The polar caps of the planet, the regulators of the global climate and on which the future of humanity depends, accelerated its alarming evolution in 2022. While the Arctic has lost 40% of the ice it had 44 years ago, Antarctica, which seems more or less safe from this destruction, offered minimal ice cover last year. because there are records.
If there’s one place on the planet where everything is changing at a dizzying speed, it’s the North Pole. As a result of global warming caused by man, the climate does not change as much as there. One of the most visible manifestations of this change is the sharp reduction in snow and ice cover.
A new report from the National Oceanic and Atmospheric Administration (NOAA) examining the evolution of the Arctic over 2022 confirms that this region is warming four times faster than the planet as a whole. This is causing a truly alarming 20% loss of ice and snow every decade.
This Arctic ScorecardAs the name of the report, it also points to: It rains more and it snows less in the Arctic. Most of this rain occurs during the winter months, which is a completely icy period when it has snowed but not rained so far.
This fact is accelerating the loss of sea ice as well as changing the wildlife in the region.
Meanwhile, Greenland ice sheet is accelerating melting, as recently confirmed by other studies. As a result of this process, more and more fresh water enters the sea, causing a net rise in sea level and shifting ocean currents.
Why does it rain at the North Pole?
But why is it raining more in the Arctic now? In reality everything is a feed back chain. The lower the sea ice, the more surface water is exposed, thus adding more moisture to the atmosphere.
In fact, satellites have found that the entire region has lost more than 40% of sea ice coverage during the summer months over the past 44 years.
Moreover, Arctic atmosphere itself is warming more than the rest of the planetand warmer air is easier to cause rain.
And there’s more: the polar soil itself is melting. The so-called permafrost is melting, which is nothing more than the frozen ground on which many populations and infrastructures have settled. and endanger these structures. It also threatens the livelihoods of indigenous peoples.
The very white color of snow helps provide the Arctic’s cool temperature as it reflects most of the solar radiation and returns it back to space. If there is less snow in this area, its surface will be darker and therefore absorb more of the radiation.does not reflect it, thus warming the North Pole more.
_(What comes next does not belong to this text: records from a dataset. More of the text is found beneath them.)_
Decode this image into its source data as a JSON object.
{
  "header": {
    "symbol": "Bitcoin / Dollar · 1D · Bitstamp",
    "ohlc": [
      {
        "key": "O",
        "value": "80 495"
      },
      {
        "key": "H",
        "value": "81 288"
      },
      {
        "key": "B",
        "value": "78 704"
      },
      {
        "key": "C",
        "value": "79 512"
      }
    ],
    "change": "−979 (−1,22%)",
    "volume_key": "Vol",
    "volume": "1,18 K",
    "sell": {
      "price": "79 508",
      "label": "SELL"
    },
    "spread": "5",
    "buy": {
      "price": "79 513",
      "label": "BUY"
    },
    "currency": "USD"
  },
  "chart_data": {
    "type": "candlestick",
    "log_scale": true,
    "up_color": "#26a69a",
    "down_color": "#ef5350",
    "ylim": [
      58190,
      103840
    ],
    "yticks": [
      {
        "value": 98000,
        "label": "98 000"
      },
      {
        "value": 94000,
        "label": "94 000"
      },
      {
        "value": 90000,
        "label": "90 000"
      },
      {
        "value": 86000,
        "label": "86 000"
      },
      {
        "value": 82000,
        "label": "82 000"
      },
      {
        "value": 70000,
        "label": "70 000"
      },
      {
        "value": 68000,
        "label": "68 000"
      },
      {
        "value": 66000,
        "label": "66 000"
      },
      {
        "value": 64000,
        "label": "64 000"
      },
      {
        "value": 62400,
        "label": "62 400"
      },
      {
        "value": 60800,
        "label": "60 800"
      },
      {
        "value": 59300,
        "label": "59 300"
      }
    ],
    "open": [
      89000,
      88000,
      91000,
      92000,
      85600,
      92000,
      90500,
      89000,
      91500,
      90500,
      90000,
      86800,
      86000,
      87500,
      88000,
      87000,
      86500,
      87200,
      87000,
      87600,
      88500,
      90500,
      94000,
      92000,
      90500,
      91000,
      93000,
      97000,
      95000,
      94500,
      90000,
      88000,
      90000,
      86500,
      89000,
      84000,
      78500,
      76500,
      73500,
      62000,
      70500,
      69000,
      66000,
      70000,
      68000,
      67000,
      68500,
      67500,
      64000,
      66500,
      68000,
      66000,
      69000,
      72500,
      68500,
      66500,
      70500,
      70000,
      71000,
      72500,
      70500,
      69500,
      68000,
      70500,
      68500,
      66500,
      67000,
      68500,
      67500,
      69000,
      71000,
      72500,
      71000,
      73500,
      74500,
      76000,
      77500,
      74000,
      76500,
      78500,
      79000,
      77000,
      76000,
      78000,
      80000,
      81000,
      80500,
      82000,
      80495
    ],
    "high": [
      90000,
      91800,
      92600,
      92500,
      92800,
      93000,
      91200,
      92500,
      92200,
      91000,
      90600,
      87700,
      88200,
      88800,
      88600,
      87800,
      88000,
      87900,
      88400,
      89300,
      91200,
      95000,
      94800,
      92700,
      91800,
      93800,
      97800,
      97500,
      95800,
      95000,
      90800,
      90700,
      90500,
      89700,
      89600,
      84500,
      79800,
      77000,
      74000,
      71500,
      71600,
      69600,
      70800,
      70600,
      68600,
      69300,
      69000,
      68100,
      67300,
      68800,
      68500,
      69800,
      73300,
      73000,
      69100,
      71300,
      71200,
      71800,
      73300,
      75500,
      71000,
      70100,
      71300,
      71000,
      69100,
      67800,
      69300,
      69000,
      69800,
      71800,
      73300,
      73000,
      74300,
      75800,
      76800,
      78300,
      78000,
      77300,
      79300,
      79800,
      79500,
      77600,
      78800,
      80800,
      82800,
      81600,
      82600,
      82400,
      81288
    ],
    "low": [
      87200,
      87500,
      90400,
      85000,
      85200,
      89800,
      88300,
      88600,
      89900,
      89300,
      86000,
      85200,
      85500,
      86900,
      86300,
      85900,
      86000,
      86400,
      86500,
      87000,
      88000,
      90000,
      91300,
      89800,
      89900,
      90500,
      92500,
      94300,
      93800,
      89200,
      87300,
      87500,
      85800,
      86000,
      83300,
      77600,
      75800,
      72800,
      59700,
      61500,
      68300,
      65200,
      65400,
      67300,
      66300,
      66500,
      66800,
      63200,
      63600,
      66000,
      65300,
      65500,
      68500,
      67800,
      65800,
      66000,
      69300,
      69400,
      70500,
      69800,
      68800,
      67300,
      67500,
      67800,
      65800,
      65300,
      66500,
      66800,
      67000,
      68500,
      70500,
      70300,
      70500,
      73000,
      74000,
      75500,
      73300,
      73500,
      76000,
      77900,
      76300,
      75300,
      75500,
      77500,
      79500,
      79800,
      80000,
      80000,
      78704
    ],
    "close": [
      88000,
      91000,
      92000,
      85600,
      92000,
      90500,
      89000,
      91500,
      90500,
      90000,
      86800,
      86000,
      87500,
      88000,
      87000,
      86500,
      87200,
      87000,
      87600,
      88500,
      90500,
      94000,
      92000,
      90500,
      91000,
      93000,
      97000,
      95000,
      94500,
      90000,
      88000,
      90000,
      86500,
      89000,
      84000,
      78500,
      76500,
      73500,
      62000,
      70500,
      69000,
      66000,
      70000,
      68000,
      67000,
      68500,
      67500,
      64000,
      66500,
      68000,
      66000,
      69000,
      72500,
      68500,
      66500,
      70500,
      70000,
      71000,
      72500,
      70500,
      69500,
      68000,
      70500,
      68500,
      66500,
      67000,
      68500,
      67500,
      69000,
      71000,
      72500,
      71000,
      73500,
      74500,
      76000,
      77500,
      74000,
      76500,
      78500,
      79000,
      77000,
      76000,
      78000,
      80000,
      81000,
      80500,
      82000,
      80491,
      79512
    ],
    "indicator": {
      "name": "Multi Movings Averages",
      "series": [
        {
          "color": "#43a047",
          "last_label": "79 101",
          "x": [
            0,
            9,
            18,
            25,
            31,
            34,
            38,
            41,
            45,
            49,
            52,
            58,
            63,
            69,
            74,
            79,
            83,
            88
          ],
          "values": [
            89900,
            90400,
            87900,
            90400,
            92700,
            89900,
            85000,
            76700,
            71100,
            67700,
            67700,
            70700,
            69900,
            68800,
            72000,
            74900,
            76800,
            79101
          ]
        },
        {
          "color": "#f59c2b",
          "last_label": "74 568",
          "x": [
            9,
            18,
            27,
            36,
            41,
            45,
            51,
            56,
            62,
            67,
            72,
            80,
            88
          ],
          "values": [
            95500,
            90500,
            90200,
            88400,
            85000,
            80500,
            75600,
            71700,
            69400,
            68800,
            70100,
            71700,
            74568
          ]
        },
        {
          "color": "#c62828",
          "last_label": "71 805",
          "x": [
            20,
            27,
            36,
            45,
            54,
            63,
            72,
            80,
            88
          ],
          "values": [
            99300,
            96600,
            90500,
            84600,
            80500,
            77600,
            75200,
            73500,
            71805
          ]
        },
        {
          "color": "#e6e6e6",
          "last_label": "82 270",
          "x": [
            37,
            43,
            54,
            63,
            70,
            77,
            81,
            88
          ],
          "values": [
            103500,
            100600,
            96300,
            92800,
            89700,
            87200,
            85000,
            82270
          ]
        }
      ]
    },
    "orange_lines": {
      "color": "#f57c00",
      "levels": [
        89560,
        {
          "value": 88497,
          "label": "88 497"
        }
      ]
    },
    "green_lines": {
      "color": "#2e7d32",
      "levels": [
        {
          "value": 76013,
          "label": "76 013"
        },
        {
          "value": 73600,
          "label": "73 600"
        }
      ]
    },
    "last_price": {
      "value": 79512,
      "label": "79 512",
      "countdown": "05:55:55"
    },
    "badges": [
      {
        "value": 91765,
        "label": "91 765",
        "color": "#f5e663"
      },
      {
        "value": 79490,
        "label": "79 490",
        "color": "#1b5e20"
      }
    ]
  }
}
What ultimately happens is that the Arctic loses its ability to regulate the earth’s climate, and therefore the consequences will be global.
Antarctica recorded a minimum of ice in 2022
But the problems don’t end there. On the other side of the world, in Antarctica, which until now seemed safe from such a situation, the biggest loss of ice since the record was observed in 2022 was observed in 1978.
Unlike the Arctic, Antarctic sea ice has increased by about one percent every decade since the late 1970s.
But in 2017, this trend was broken. and sea ice in the southern hemisphere recorded a repeating historical minimum in 2022.
On February 25, 2022, at the end of summer in the southern hemisphere, data showed significantly less ice than normal in the Bellingshausen/Amundsen Seas, Weddell Sea, and the western Indian Ocean.
Moreover, sea ice coverage across the region was 30% below the average for the thirty-year reference period 1981-2010.
In recent years, many reasons have been proposed to explain the variability of Antarctic sea ice, but there is still no scientific consensus and the phenomenon remains theoretical and unexplored.
The emergence of a new minimum in the size of sea ice in such a short time prompted Chinese researchers to investigate what happened and why.
After analyzing the satellite data, they observed that thermodynamics dominates the processes that cause the sea to melt in the summer. Anomalies of polar heat transport in the Bellingshausen/Amundsen seas, the western Pacific Ocean, and the eastern Weddell Sea, especially.
Global infrared radiation also increases with light, temperature, and albedo (the “whiteness” of a surface, because the whiter it is, the greater the reflection of that radiation, and the darker the absorption, the greater).
The water formed by the melting of the ice in Antarctica flows into the sea and directly contributes to the rise in the level of the oceans. all over the planet.